Pacific Cubera Snapper (Lutjanus novemfasciatus)

The Pacific cubera snapper closely resembles the cubera snapper, the "river" or "mangrove red" snapper, and an African snapper; this resemblance involves habitat and behavior but extends as well to a similar appearance; they each have a deep reddish body, four large canine teeth, stubby gill rakers, and almost identical body and fin shapes.

This seems to suggest that large cubera-type snappers may be more closely related to each other than are other members of the Lutjanidae (snapper) family. Marketed fresh and frozen, the Pacific cubera snapper is an excellent food fish and is greatly prized as a sport catch.

Other Names

dog snapper, Pacific dog snapper; Spanish: boca fuerte, huachinango, panza prieta, pargo jilguero, pargo moreno, pargo negro.


The young Pacific cubera snapper is purplish-brown with a light spot in the center of each scale, whereas adults and older fish are almost a deep red. Occasionally, a blue streak is evident under each eye, as are roughly nine shaded bars on the flanks.

The tail is very slightly forked or lunate (crescent shaped), the dorsal fin is made up of 10 spines and 14 soft rays, and the anal fin is rounded and has 3 spines and 8 rays. The pectoral fins do not extend to the anal fin or even as far as the vent in adults.

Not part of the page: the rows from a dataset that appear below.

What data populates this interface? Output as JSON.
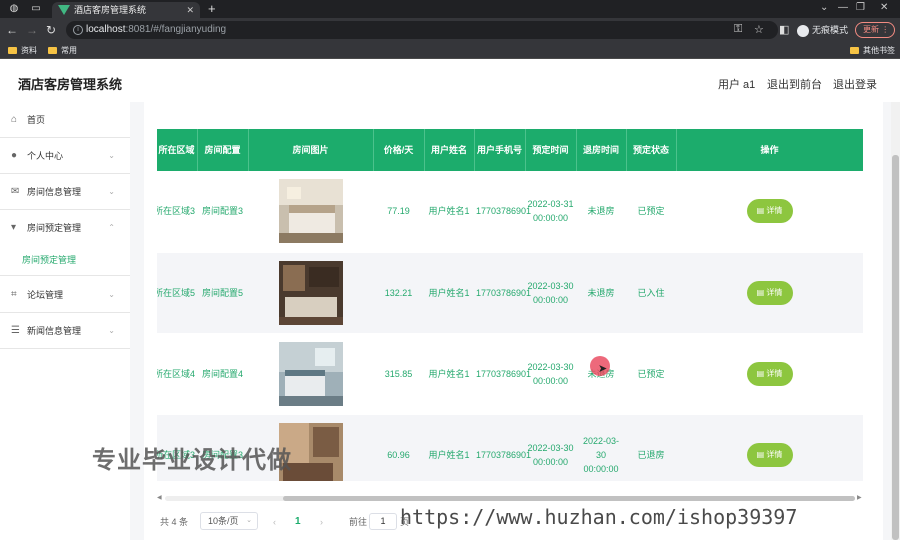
{
  "browser": {
    "tab_title": "酒店客房管理系统",
    "new_tab": "+",
    "url_host": "localhost",
    "url_rest": ":8081/#/fangjianyuding",
    "incognito_label": "无痕模式",
    "update_label": "更新",
    "bookmarks": [
      "资料",
      "常用"
    ],
    "other_bookmarks": "其他书签"
  },
  "header": {
    "title": "酒店客房管理系统",
    "user": "用户 a1",
    "to_front": "退出到前台",
    "logout": "退出登录"
  },
  "sidebar": {
    "items": [
      {
        "label": "首页",
        "icon": "home-icon"
      },
      {
        "label": "个人中心",
        "icon": "user-icon"
      },
      {
        "label": "房间信息管理",
        "icon": "mail-icon"
      },
      {
        "label": "房间预定管理",
        "icon": "pin-icon"
      },
      {
        "label": "论坛管理",
        "icon": "frame-icon"
      },
      {
        "label": "新闻信息管理",
        "icon": "sliders-icon"
      }
    ],
    "sub_item": "房间预定管理"
  },
  "table": {
    "columns": [
      "所在区域",
      "房间配置",
      "房间图片",
      "价格/天",
      "用户姓名",
      "用户手机号",
      "预定时间",
      "退房时间",
      "预定状态",
      "操作"
    ],
    "rows": [
      {
        "area": "所在区域3",
        "config": "房间配置3",
        "price": "77.19",
        "name": "用户姓名1",
        "phone": "17703786901",
        "book_time": "2022-03-31 00:00:00",
        "checkout": "未退房",
        "status": "已预定",
        "action": "详情"
      },
      {
        "area": "所在区域5",
        "config": "房间配置5",
        "price": "132.21",
        "name": "用户姓名1",
        "phone": "17703786901",
        "book_time": "2022-03-30 00:00:00",
        "checkout": "未退房",
        "status": "已入住",
        "action": "详情"
      },
      {
        "area": "所在区域4",
        "config": "房间配置4",
        "price": "315.85",
        "name": "用户姓名1",
        "phone": "17703786901",
        "book_time": "2022-03-30 00:00:00",
        "checkout": "未退房",
        "status": "已预定",
        "action": "详情"
      },
      {
        "area": "所在区域3",
        "config": "房间配置3",
        "price": "60.96",
        "name": "用户姓名1",
        "phone": "17703786901",
        "book_time": "2022-03-30 00:00:00",
        "checkout": "2022-03-30 00:00:00",
        "status": "已退房",
        "action": "详情"
      }
    ]
  },
  "pagination": {
    "total": "共 4 条",
    "page_size": "10条/页",
    "prev": "‹",
    "current": "1",
    "next": "›",
    "goto_label": "前往",
    "goto_value": "1",
    "page_unit": "页"
  },
  "overlay": {
    "watermark_cn": "专业毕业设计代做",
    "watermark_url": "https://www.huzhan.com/ishop39397"
  },
  "colors": {
    "accent": "#1cac6c",
    "button": "#8dc63f"
  }
}
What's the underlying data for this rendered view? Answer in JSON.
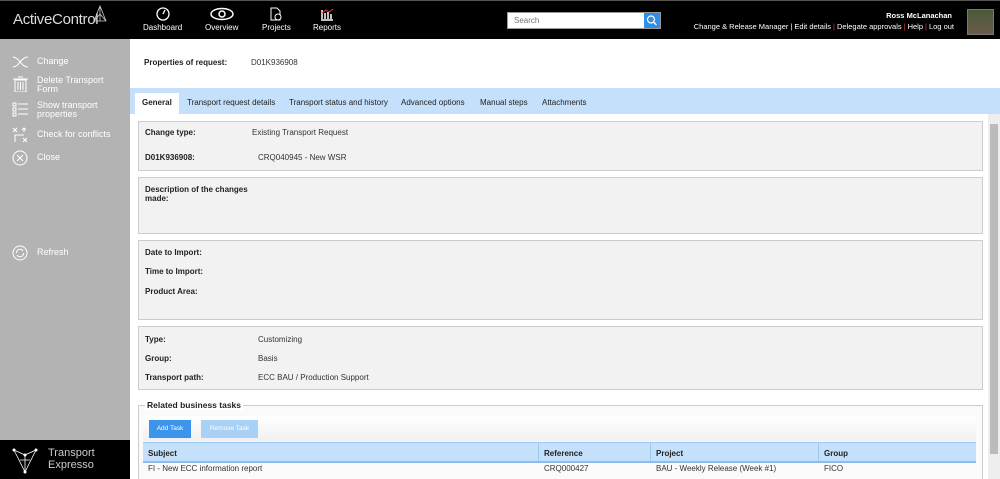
{
  "header": {
    "logo": "ActiveControl",
    "nav": [
      "Dashboard",
      "Overview",
      "Projects",
      "Reports"
    ],
    "search_placeholder": "Search",
    "user_name": "Ross McLanachan",
    "links": [
      "Change & Release Manager",
      "Edit details",
      "Delegate approvals",
      "Help",
      "Log out"
    ]
  },
  "sidebar": {
    "items": [
      "Change",
      "Delete Transport Form",
      "Show transport properties",
      "Check for conflicts",
      "Close",
      "Refresh"
    ],
    "brand_line1": "Transport",
    "brand_line2": "Expresso"
  },
  "main": {
    "properties_label": "Properties of request:",
    "request_id": "D01K936908",
    "tabs": [
      "General",
      "Transport request details",
      "Transport status and history",
      "Advanced options",
      "Manual steps",
      "Attachments"
    ],
    "fields": {
      "change_type_label": "Change type:",
      "change_type": "Existing Transport Request",
      "req_label": "D01K936908:",
      "req_value": "CRQ040945 - New WSR",
      "desc_label": "Description of the changes made:",
      "date_label": "Date to Import:",
      "time_label": "Time to Import:",
      "product_label": "Product Area:",
      "type_label": "Type:",
      "type": "Customizing",
      "group_label": "Group:",
      "group": "Basis",
      "path_label": "Transport path:",
      "path": "ECC BAU / Production Support"
    },
    "tasks": {
      "legend": "Related business tasks",
      "add": "Add Task",
      "remove": "Remove Task",
      "columns": [
        "Subject",
        "Reference",
        "Project",
        "Group"
      ],
      "rows": [
        [
          "FI - New ECC information report",
          "CRQ000427",
          "BAU - Weekly Release (Week #1)",
          "FICO"
        ]
      ]
    }
  }
}
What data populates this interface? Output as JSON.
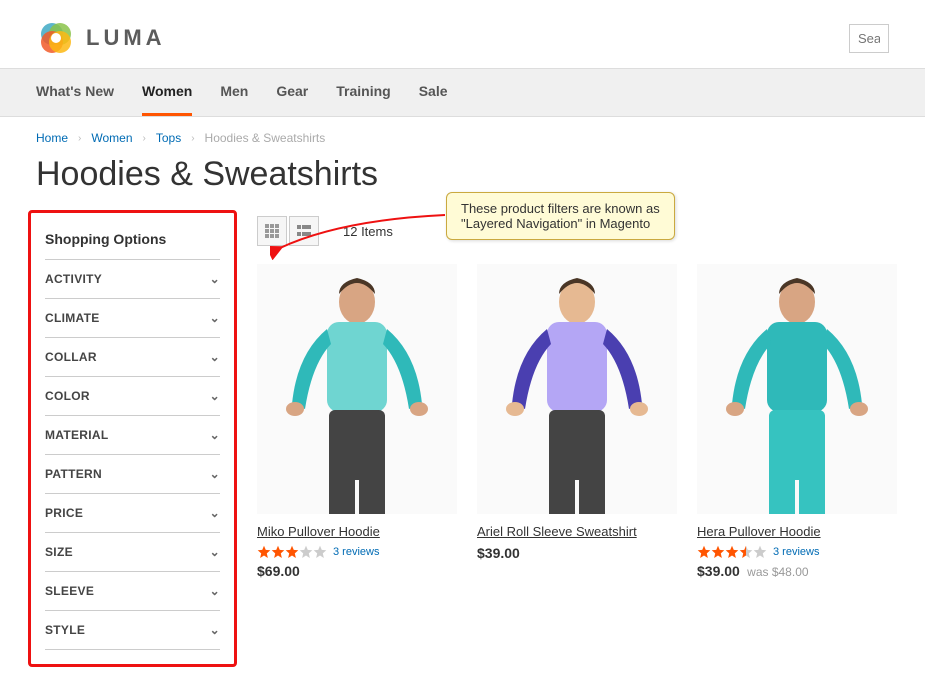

The most distinctive feature of the Pacific cubera snapper is four uncommonly large canine teeth, two in the upper jaw and two in the lower, which are somewhat larger than the pupil of the eye. There is also a crescent-shaped tooth patch in the roof of the mouth.


The Pacific cubera snapper is the largest of nine snapper occurring in its range, growing to at least 80 pounds. The all-tackle world record is a 78-pound, 12-ounce fish taken off Costa Rica.

Food and feeding habits

Carnivorous, Pacific cubera snapper prey at night on big invertebrates such as crabs, prawns, and shrimp, as well as fish.


Pacific cubera inhabit the eastern Pacific from northern Mexico to northern Peru.


Pacific cubera snapper are an inshore species, preferring rocky and coral reefs and caves in shallow waters with depths of 100 feet and possibly deeper. Young fish are found in estuaries near mangroves and the mouths of rivers.